Eccidio sorelle Porro, Sindaco Bruno: “Custodire la memoria di quelli eventi”

La prima cittadina ha voluto commemorare oggi, 7 marzo la tragica morte di Carolina e Luisa Porro

"Abbiamo voluto vivere, simbolicamente, con la città -ha tenuto a sottolineare la Sindaca Giovanna Bruno-, questo momento di memoria di una delle pagine più brutte della nostra città. Ci siamo recati in Piazza Carolina e Luisa Porro, ma non siamo riusciti a rinvenire negli atti della toponomastica la spiegazione del perché piazzetta sia stata intitolata alle due sorelle Porro.
Cercheremo di andare avanti con la storia, sappiamo che per certo è uno dei pochissimi luoghi di Andria che porta il nome di due donne, perché tutta la toponomastica andriese è tutta al maschile, come un po' accade in tutte le città e uno dei motivi per il quale la Giunta comunale, proprio nella giornata dell' 8 marzo di domani , delibererà un atto che va nella direzione dell'accoglimento di una revisione della toponomastica, anche della valorizzazione delle figure femminili.
E siamo qui in rappresentanza dell'amministrazione e con il Presidente del Consiglio di tutto il consiglio comunale, ringraziamo tutti i presenti, l'ingegnere Vincenzo Porro, nipote delle sorelle Porro, che già l'anno scorso con l'amministrazione ha condiviso un semplicissimo momento di passaggio e ricordo.
Siamo consapevoli del fatto che la nostra città ignora quanto è accaduto, si ricorda facilmente l'orecchio strappato all'arbitro di calcio e non invece storie come queste, ma non per la storia in se, ma per quello che significa e per quello che ha portato dietro.
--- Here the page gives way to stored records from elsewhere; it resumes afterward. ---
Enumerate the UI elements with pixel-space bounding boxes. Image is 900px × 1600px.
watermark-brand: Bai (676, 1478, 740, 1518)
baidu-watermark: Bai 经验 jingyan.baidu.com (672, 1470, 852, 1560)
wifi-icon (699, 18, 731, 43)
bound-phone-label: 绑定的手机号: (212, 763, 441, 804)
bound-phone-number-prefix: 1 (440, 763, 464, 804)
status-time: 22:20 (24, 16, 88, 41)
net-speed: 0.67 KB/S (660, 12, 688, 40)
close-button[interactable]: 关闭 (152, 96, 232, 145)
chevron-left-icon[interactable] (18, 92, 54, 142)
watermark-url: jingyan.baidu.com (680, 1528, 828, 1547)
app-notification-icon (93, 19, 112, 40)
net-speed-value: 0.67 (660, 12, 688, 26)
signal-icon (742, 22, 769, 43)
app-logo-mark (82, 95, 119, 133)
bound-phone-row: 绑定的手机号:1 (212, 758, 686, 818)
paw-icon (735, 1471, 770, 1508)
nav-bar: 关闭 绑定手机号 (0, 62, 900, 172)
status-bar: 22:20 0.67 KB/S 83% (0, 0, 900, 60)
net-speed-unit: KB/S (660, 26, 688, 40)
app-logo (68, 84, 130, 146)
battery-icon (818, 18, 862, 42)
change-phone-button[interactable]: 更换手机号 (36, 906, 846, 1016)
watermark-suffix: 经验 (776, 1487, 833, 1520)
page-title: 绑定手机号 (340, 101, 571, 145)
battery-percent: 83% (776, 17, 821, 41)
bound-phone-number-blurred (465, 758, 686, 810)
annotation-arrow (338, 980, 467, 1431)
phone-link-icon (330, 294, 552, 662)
Mi ha impressionato tantissimo che negli atti del processo, il racconto della donna che ha inveito ulteriormente su una delle due sorelle, già morte , saltando sul suo corpo.
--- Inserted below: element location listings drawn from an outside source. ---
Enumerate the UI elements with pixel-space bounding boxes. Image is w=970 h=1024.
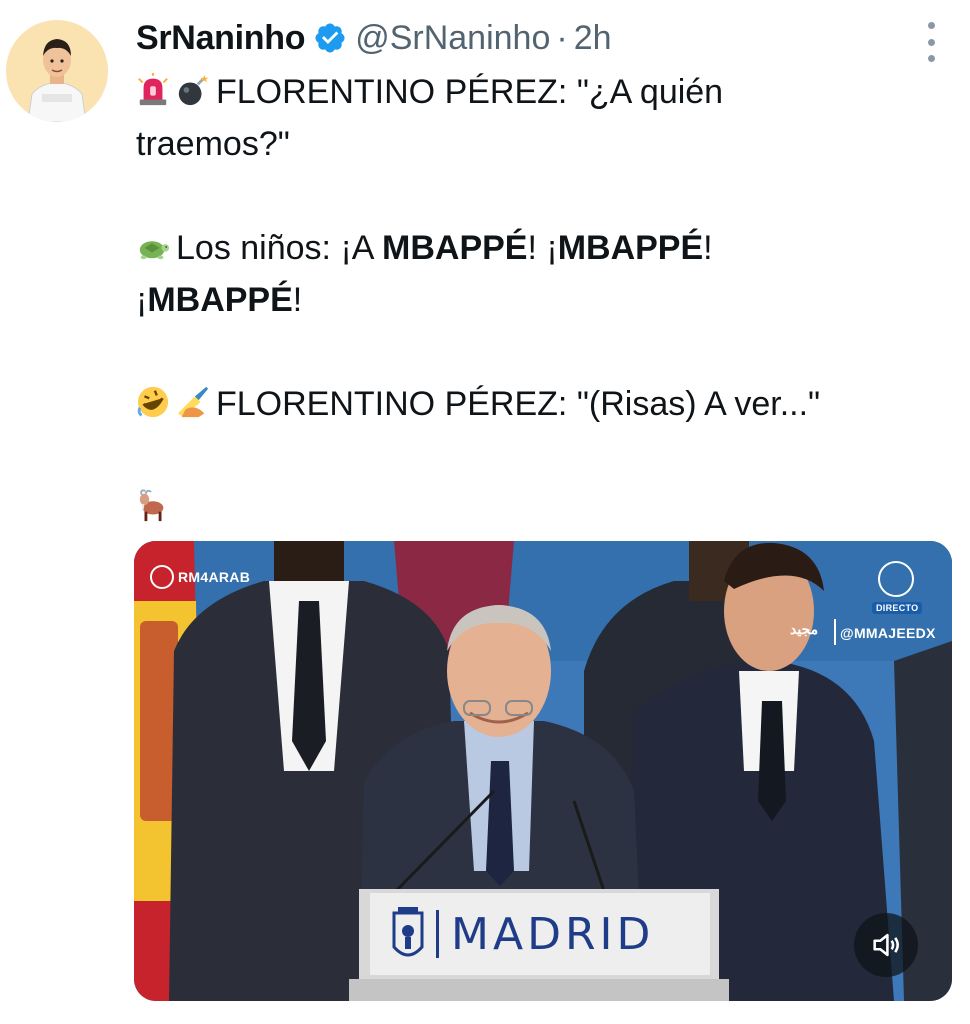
bomb-emoji-icon <box>176 73 210 107</box>
tweet-line-1-text: FLORENTINO PÉREZ: "¿A quién <box>216 73 724 111</box>
live-badge: DIRECTO <box>872 602 923 614</box>
video-player[interactable]: RM4ARAB DIRECTO مجيد @MMAJEEDX MADRID <box>134 541 952 1001</box>
tweet-line-4-end: ! <box>292 281 303 319</box>
more-options-icon[interactable] <box>918 22 944 62</box>
tweet-line-5-text: FLORENTINO PÉREZ: "(Risas) A ver..." <box>216 385 821 423</box>
separator-dot: · <box>556 18 568 57</box>
turtle-emoji-icon <box>136 229 170 263</box>
mbappe-bold-text: MBAPPÉ <box>382 229 528 267</box>
watermark-left: RM4ARAB <box>150 565 250 589</box>
tweet-text: FLORENTINO PÉREZ: "¿A quién traemos?" Lo… <box>136 66 936 534</box>
avatar[interactable] <box>6 20 108 122</box>
tweet[interactable]: SrNaninho @SrNaninho · 2h FLORENTINO PÉR… <box>0 0 970 1024</box>
mbappe-bold-text: MBAPPÉ <box>147 281 293 319</box>
speaker-muted-icon <box>873 933 899 957</box>
tweet-line <box>136 482 936 534</box>
tweet-line: traemos?" <box>136 118 936 170</box>
podium-sign: MADRID <box>370 893 710 975</box>
tweet-line: FLORENTINO PÉREZ: "(Risas) A ver..." <box>136 378 936 430</box>
mbappe-bold-text: MBAPPÉ <box>557 229 704 267</box>
tweet-header: SrNaninho @SrNaninho · 2h <box>136 14 612 62</box>
tweet-line: ¡MBAPPÉ! <box>136 274 936 326</box>
podium-text: MADRID <box>451 908 655 960</box>
watermark-right: @MMAJEEDX <box>840 625 936 641</box>
goat-emoji-icon <box>136 489 170 523</box>
tweet-line-4-prefix: ¡ <box>136 281 148 319</box>
watermark-arabic: مجيد <box>790 621 819 637</box>
rolling-laughing-emoji-icon <box>136 385 170 419</box>
tweet-line: FLORENTINO PÉREZ: "¿A quién <box>136 66 936 118</box>
siren-emoji-icon <box>136 73 170 107</box>
volume-button[interactable] <box>854 913 918 977</box>
real-madrid-crest-icon <box>878 561 914 597</box>
tweet-line: Los niños: ¡A MBAPPÉ! ¡MBAPPÉ! <box>136 222 936 274</box>
tweet-line-2-text: traemos?" <box>136 125 290 163</box>
timestamp[interactable]: 2h <box>574 19 612 58</box>
tweet-line-3-prefix: Los niños: ¡A <box>176 229 383 267</box>
watermark-divider <box>834 619 836 645</box>
writing-hand-emoji-icon <box>176 385 210 419</box>
tweet-line-3-mid: ! ¡ <box>527 229 558 267</box>
verified-badge-icon <box>313 21 347 55</box>
display-name[interactable]: SrNaninho <box>136 19 306 58</box>
tweet-line-3-end: ! <box>703 229 713 267</box>
author-handle[interactable]: @SrNaninho <box>355 19 550 58</box>
madrid-crest-icon <box>390 905 426 963</box>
Abbiamo qui anche Gianni Massaro, figlio di un altro compianto cittadino andriese, il preside Pasquale Massaro che curò la traduzione degli atti del processo, visto che i testimoni parlavano soltanto in dialetto.
È tutta una storia che va riscoperta, e non è casuale nemmeno, la presenza di Don Giovanni Monaco, attuale direttore parroco dell'Oratorio Salesiano.
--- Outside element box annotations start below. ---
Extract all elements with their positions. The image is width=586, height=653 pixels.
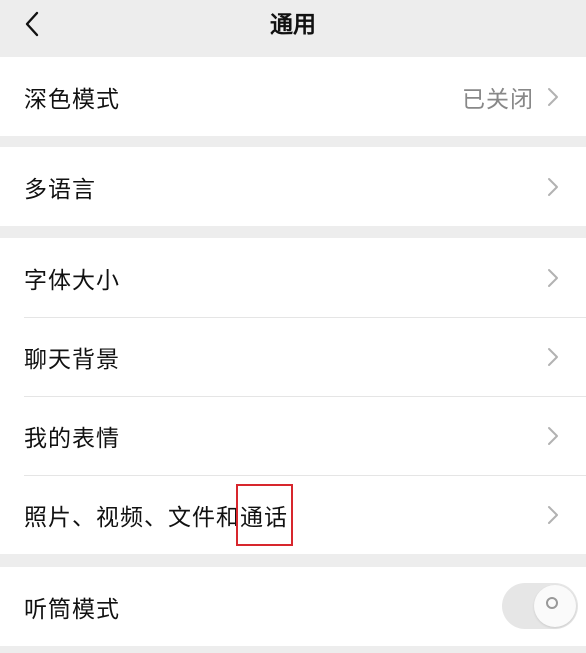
chevron-right-icon — [546, 504, 560, 526]
earpiece-mode-toggle[interactable] — [502, 583, 578, 629]
row-label: 多语言 — [24, 176, 96, 203]
group-display: 字体大小 聊天背景 我的表情 照片、视频、文件和通话 — [0, 238, 586, 554]
chevron-right-icon — [546, 346, 560, 368]
row-language[interactable]: 多语言 — [0, 147, 586, 226]
toggle-off-icon — [546, 597, 558, 609]
row-label: 我的表情 — [24, 425, 120, 452]
row-label: 字体大小 — [24, 267, 120, 294]
row-label-prefix: 照片、视频、文件和 — [24, 504, 240, 531]
row-label: 深色模式 — [24, 86, 120, 113]
group-earpiece: 听筒模式 — [0, 567, 586, 646]
chevron-right-icon — [546, 267, 560, 289]
row-dark-mode[interactable]: 深色模式 已关闭 — [0, 57, 586, 136]
nav-bar: 通用 — [0, 0, 586, 50]
row-value: 已关闭 — [462, 86, 534, 113]
chevron-right-icon — [546, 425, 560, 447]
chevron-left-icon — [25, 11, 39, 37]
row-label: 聊天背景 — [24, 346, 120, 373]
row-label: 照片、视频、文件和通话 — [24, 483, 293, 546]
row-font-size[interactable]: 字体大小 — [0, 238, 586, 317]
row-earpiece-mode: 听筒模式 — [0, 567, 586, 646]
chevron-right-icon — [546, 176, 560, 198]
row-my-stickers[interactable]: 我的表情 — [0, 396, 586, 475]
row-media-files-calls[interactable]: 照片、视频、文件和通话 — [0, 475, 586, 554]
page-title: 通用 — [270, 12, 316, 38]
group-dark-mode: 深色模式 已关闭 — [0, 57, 586, 136]
highlighted-text: 通话 — [236, 483, 293, 546]
group-language: 多语言 — [0, 147, 586, 226]
back-button[interactable] — [14, 6, 50, 42]
row-chat-background[interactable]: 聊天背景 — [0, 317, 586, 396]
chevron-right-icon — [546, 86, 560, 108]
row-label: 听筒模式 — [24, 596, 120, 623]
L'Oratorio è stato uno dei beneficiari del grande cuore delle sorelle Porro che avevano all'epoca un lascito importantissimo che consentiva all'opera salesiana di cominciare a vedere messi insieme i suoi primi pezzi di costruzione.
Quindi è la storia di una comunità intera: con questo omaggio simbolico-conclude il Sindaco- stiamo coinvolgendo tutti i ragazzi delle scuole superiori della città di Andria, a cui ho inviato una lettera.
Lo facciamo più che altro con il richiamo alla pagina degli atti del processo, che si sono poi trasformati nel prologo di un libro importante, che riguarda la famiglia Porro, e che racconta tutto quello che a livello sociale, politico, economico, si muoveva in quel tempo nella nostra città e al contorno".